An easing of lockdowns and lower supply from OPEC, Russia and allies, known as OPEC+, have helped oil (LCOc1) climb above $46 a barrel from April’s 21-year low of below $16. Still, concern of a coronavirus second wave is weighing on price gains and focusing minds in OPEC.

“Now we are on better ground, but a full recovery is not there yet,” said an OPEC delegate. “We must continue to monitor the market and coronavirus situation very carefully.” OPEC+ from May 1 made a record cut of 9.7 million bpd, or 10% of global output, after the virus destroyed a third of world demand. From Aug. 1, the cut tapered to 7.7 million bpd until December, of which OPEC’s share is 4.868 million bpd.

In August, OPEC countries bound by the deal delivered 99% of the pledged reduction, the survey found. Compliance in July was revised up to 95%. August’s increase is similar to that seen in July and means OPEC is now pumping almost 2 million bpd more than June’s figure, which was the lowest since 1991 based on Reuters surveys and OPEC data.

The biggest rise in supply in August came from Saudi Arabia, which pumped 9 million bpd, up 600,000 bpd from July and close to its new quota, the survey found.The second-biggest rise came from the United Arab Emirates, which pumped more than its quota after hot weather and people holidaying at home boosted local demand. Kuwait also raised output, remaining in line with its new target.
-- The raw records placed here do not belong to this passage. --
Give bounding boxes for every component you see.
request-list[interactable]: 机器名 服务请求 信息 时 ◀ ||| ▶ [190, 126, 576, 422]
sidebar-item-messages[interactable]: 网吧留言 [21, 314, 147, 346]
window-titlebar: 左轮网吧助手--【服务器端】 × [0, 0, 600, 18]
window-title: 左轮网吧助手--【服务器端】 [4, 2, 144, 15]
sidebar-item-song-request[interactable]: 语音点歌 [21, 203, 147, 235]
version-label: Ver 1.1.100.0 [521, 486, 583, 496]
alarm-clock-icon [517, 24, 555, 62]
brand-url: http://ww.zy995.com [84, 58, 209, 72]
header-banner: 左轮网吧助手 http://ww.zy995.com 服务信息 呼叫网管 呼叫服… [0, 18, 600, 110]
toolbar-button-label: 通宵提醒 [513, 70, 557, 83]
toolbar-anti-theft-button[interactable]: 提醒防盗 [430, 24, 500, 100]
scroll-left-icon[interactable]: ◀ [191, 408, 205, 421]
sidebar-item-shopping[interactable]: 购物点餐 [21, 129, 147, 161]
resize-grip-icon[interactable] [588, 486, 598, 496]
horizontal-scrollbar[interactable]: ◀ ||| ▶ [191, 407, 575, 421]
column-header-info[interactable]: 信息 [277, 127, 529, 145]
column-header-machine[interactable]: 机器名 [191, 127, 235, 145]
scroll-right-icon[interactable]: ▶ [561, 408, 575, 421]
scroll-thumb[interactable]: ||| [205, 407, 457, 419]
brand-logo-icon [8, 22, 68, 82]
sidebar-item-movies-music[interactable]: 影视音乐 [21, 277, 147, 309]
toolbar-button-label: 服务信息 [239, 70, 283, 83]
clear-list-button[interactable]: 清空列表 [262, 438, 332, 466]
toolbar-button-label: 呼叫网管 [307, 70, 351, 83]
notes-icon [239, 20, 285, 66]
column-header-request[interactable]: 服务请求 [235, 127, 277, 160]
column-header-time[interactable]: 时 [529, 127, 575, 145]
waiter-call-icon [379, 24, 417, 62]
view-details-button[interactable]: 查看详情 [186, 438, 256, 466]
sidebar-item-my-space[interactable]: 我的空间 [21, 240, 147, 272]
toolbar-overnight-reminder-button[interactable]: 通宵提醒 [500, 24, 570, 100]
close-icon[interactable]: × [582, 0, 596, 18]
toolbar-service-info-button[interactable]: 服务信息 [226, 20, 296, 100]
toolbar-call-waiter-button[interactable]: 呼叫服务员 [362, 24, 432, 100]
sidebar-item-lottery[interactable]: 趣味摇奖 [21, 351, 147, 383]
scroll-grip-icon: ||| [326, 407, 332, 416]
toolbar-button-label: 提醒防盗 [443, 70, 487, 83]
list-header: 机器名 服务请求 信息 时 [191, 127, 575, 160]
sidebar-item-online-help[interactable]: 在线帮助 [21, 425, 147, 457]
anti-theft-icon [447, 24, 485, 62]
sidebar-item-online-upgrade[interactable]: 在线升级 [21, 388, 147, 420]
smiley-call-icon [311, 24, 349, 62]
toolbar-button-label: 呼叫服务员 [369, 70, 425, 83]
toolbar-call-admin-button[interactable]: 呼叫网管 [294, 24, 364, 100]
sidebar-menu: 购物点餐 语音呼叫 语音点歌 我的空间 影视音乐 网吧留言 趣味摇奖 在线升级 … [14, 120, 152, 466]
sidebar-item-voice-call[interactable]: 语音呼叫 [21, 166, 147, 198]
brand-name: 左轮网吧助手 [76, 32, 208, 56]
Iraq and Nigeria, laggards in previous months of the OPEC+ deal, both reduced output, the survey found, with Iraq reaching its highest compliance in recent years. The cut from Iraq, though, was less than the volume pledged and Nigeria, while boosting compliance significantly, remains short of the 100% level according to the survey.

Iranian, Venezuelan and Libyan supply was little changed. All three are exempt from voluntary cuts because of U.S. sanctions or internal issues limiting output. Libyan output may begin to rise if proposals to lift a months-long oil blockade are adopted.